Escritos
Bom Parto: mais de três mil pessoas ainda precisam ser realocadas
Líder comunitário Fernando Lima expõe a angústia dos que não foram realocados
O líder comunitário do bairro do Bom Parto, Fernando Lima, avalia que a situação do local segue sem solução adequada, pois mais de três mil pessoas necessitam de realocação.
“Faço parte do Núcleo de Defesa Civil Comunitária, além de ser representante dos moradores, e, antes mesmo do tremor, já havíamos feito um levantamento de moradores que residem mais próximos à lagoa que precisavam ser realocados. Então foi detectado que as falhas em cima da placa tectônica tinham relação com escavações para extração de mineral e isso mostrou que a encosta do Mutange estava descendo e puxando os bairros 'a reboque'. Daí começou a nossa luta que segue até hoje sem uma solução adequada para muitos’’, relata Fernando Lima.
O líder comunitário, que também foi atingido pelas fissuras e rachaduras, lembra que, no início, eram apenas 76 casas detectadas com anomalias: “Mas isso era um fato que, para mim, era inaceitável, porque era bem mais que esse número. Era uma questão abrangente’’.
O ACORDO
“Esse foi um acordo que a população não teve voz, foi colocado de garganta abaixo na vida dos moradores dos bairros afetados. Ou seja, tínhamos que aceitar sem falar nada. A gente não pode entrar nem com um processo que não vinga. Temos que voltar para o acordo. Daí as famílias começaram a sair de suas moradias. Foram duas mil e, em seguida, mais três mil. E, hoje, aguardamos a nova atualização do mapa’’, destaca.

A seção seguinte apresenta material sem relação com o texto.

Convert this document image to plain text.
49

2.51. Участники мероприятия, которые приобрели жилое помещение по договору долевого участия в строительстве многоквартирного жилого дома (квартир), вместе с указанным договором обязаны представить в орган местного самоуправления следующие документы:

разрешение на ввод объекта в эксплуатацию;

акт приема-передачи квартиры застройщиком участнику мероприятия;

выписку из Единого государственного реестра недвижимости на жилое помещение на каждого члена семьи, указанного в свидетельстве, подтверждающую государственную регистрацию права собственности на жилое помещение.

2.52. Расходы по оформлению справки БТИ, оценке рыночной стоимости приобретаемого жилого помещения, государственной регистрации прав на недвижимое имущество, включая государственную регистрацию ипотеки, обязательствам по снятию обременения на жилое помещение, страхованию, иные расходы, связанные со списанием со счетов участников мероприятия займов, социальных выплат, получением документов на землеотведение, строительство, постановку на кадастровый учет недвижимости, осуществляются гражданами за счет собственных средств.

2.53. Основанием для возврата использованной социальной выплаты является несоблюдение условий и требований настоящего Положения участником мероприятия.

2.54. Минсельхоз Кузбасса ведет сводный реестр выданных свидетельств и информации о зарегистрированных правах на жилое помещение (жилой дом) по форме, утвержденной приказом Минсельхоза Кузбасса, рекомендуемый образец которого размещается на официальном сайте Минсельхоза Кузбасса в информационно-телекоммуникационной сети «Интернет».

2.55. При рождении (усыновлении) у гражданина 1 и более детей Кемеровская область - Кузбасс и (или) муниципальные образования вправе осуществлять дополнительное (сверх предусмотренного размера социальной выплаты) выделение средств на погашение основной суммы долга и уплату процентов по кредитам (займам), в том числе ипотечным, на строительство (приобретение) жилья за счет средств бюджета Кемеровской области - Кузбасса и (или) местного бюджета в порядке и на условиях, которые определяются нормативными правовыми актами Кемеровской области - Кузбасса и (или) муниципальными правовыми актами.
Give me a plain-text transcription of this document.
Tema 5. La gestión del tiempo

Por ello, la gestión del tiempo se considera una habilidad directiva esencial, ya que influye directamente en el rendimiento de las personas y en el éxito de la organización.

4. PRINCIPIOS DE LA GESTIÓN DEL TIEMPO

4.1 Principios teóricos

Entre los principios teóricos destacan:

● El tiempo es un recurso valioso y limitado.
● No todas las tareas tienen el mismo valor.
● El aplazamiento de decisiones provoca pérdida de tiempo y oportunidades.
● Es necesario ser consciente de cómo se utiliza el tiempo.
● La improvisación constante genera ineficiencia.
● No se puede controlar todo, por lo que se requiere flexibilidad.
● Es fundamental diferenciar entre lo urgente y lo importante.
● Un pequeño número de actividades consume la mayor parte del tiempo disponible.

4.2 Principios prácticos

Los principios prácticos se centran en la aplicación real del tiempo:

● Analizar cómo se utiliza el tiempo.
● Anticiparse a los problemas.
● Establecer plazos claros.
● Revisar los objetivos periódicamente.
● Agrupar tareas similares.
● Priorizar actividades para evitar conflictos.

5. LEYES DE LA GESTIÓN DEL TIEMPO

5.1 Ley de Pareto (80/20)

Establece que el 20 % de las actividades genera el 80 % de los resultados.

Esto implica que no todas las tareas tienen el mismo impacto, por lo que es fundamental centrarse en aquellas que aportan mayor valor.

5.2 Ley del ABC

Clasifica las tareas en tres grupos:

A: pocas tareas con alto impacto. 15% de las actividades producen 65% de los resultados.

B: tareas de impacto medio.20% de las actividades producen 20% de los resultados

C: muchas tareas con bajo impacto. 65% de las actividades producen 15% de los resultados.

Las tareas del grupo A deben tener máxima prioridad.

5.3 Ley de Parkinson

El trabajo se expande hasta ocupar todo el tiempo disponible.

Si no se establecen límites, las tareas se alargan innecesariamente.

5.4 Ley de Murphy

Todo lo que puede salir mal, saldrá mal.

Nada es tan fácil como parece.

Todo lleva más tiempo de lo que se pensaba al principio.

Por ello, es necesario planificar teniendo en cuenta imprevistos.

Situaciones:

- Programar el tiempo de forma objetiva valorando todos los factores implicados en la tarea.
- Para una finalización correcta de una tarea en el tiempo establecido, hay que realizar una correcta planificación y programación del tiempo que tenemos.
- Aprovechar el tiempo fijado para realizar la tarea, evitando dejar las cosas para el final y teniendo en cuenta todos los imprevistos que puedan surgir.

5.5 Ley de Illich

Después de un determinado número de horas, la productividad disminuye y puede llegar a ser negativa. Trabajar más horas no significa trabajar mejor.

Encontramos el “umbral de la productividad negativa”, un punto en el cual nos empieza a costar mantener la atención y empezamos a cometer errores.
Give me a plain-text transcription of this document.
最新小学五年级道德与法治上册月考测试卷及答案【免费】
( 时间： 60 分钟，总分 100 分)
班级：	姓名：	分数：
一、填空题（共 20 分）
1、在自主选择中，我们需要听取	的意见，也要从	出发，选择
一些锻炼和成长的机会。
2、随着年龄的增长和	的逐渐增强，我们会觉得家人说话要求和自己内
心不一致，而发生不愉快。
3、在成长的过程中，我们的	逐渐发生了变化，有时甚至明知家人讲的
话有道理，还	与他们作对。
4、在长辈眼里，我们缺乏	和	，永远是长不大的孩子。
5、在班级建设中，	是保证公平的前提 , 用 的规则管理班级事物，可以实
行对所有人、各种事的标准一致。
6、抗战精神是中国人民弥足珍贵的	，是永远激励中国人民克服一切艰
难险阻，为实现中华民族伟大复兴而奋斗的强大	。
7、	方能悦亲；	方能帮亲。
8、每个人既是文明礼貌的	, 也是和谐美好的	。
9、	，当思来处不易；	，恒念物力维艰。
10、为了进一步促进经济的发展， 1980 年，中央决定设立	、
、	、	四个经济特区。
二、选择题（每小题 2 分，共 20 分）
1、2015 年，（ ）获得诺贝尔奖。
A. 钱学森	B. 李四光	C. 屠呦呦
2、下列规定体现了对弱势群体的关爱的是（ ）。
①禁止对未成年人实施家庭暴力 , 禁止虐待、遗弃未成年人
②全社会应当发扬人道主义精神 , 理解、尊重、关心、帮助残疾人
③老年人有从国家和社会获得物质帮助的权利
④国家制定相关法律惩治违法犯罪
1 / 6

“Essas outras três mil pessoas precisam ser realocadas com urgência, mas os órgãos responsáveis afirmam que não foi detectado algo para que sejam realocados. Não pedimos porque achamos, mas sim porque há fatos que mostram essa necessidade. É vergonhoso que se protelem tanto a condição de subvida nessas ruas. Estamos pedindo o óbvio. A subsidência aqui é a olhos vistos’’, conclui Lima.
RUAS QUE NÃO SECAM MAIS
"A subsidência já afeta uma rua inteira e muitas casas estão com rachaduras, algo que piorou com as últimas chuvas. No entanto, a Justiça não faz nada porque estamos à mercê deste famigerado acordo, mesmo com essas residências na situação que estão. Como pode parte de um bairro sair por conta de fissuras nas paredes e pisos das residências e outras ruas com o mesmo problema não? Estamos esperando que alguém morra para isso acontecer?", questiona Lima.
RECOMEÇO
Fernando Lima diz que, para quem foi realocado, existe a chance de um recomeço, mesmo de uma forma injusta. Mas, para quem ficou, a luta é constante. “Foi justa a forma que tiveram que sair de suas casas? Digo que não. Mas, pelo menos, há uma chance de um recomeço. O fardo de verdade está para quem ficou, pois há um caos. A metade da rua saiu na direita, mas a esquerda ficou. A gente passa por uma pandemia, por uma enchente. Pessoas morrendo espiritualmente, fisicamente e nada de solução’’, desabafa.
PROCESSO
O líder comunitário fala que, por não acreditar na justiça do Brasil, os moradores representados por um movimento que agrega todos os bairros atingidos tiveram que atravessar o oceano para buscar justiça em outro país. No caso, na Holanda.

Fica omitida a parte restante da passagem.